Aku membentak ksatria itu agar diam, dan menyuruh Filo menghajarnya.

Aku bisa saja membunuh para ksatria ini, tapi sebagian dari mereka berhasil melarikan diri. Meski kulakukan itu... Jika kasus-ku untuk sementara tidak ditindak-lanjuti, para ksatria ini nantinya akan menuntutku, karena telah membunuh rekan mereka.

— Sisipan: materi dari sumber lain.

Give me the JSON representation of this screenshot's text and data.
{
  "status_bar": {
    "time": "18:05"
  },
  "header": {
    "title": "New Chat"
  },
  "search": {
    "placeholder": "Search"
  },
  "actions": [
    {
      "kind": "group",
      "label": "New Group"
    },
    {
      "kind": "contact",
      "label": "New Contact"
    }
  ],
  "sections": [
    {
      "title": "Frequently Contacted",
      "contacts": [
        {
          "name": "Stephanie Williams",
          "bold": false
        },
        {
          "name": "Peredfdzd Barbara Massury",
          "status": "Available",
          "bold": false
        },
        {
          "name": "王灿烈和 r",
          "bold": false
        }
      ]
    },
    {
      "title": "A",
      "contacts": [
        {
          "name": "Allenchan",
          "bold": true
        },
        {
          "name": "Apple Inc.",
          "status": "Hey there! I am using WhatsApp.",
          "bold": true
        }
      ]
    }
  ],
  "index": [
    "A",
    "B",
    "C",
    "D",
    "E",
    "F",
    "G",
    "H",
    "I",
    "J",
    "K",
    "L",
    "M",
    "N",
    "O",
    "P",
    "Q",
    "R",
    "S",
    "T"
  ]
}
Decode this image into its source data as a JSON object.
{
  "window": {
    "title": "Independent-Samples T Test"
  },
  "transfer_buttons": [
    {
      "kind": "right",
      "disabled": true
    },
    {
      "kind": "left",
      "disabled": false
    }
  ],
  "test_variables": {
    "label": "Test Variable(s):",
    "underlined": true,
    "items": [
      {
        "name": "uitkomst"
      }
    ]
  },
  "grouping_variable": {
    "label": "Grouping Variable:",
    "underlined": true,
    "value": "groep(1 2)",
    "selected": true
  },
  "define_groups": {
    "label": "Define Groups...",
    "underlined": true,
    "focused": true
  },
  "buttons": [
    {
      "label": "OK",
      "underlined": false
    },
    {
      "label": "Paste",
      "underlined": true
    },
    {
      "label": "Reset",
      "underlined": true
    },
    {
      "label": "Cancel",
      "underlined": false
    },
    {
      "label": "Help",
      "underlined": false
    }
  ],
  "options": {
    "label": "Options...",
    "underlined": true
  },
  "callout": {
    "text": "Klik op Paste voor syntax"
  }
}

“Tetap saja... Gereja Tiga Pahlawan...”


Gereja Tiga Pahlawan.

Tiga... Pahlawan... dan Gereja.

Kalau dipikir lagi, bukankah semua itu saling berhubungan? Lambangnya gerejanya terdiri dari Senjata Suci yang dimiliki ketiga Pahlawan. Bukannya ini semakin terasa aneh?

Menurut legenda, Senjata Suci terdiri dari 4 senjata, yaitu Pedang, Tombak, Busur, dan Perisai.

Tapi para ksatria memandangku sebagai sesosok iblis, dan pihak Gereja Tiga Pahlawan pun mengambil sikap bermusuhan padaku.

... Apa yang kualami selama ini, disebabkan oleh alasan itu?

Bagian 2[edit]

Semenjak kedatanganku ke dunia ini, tida ada satupun petualang yang mau menjadi rekanku. Umumnya, para petualang yang disediakan pihak kerajaan, adalah mereka yang mendapat kepercayaan dari negara.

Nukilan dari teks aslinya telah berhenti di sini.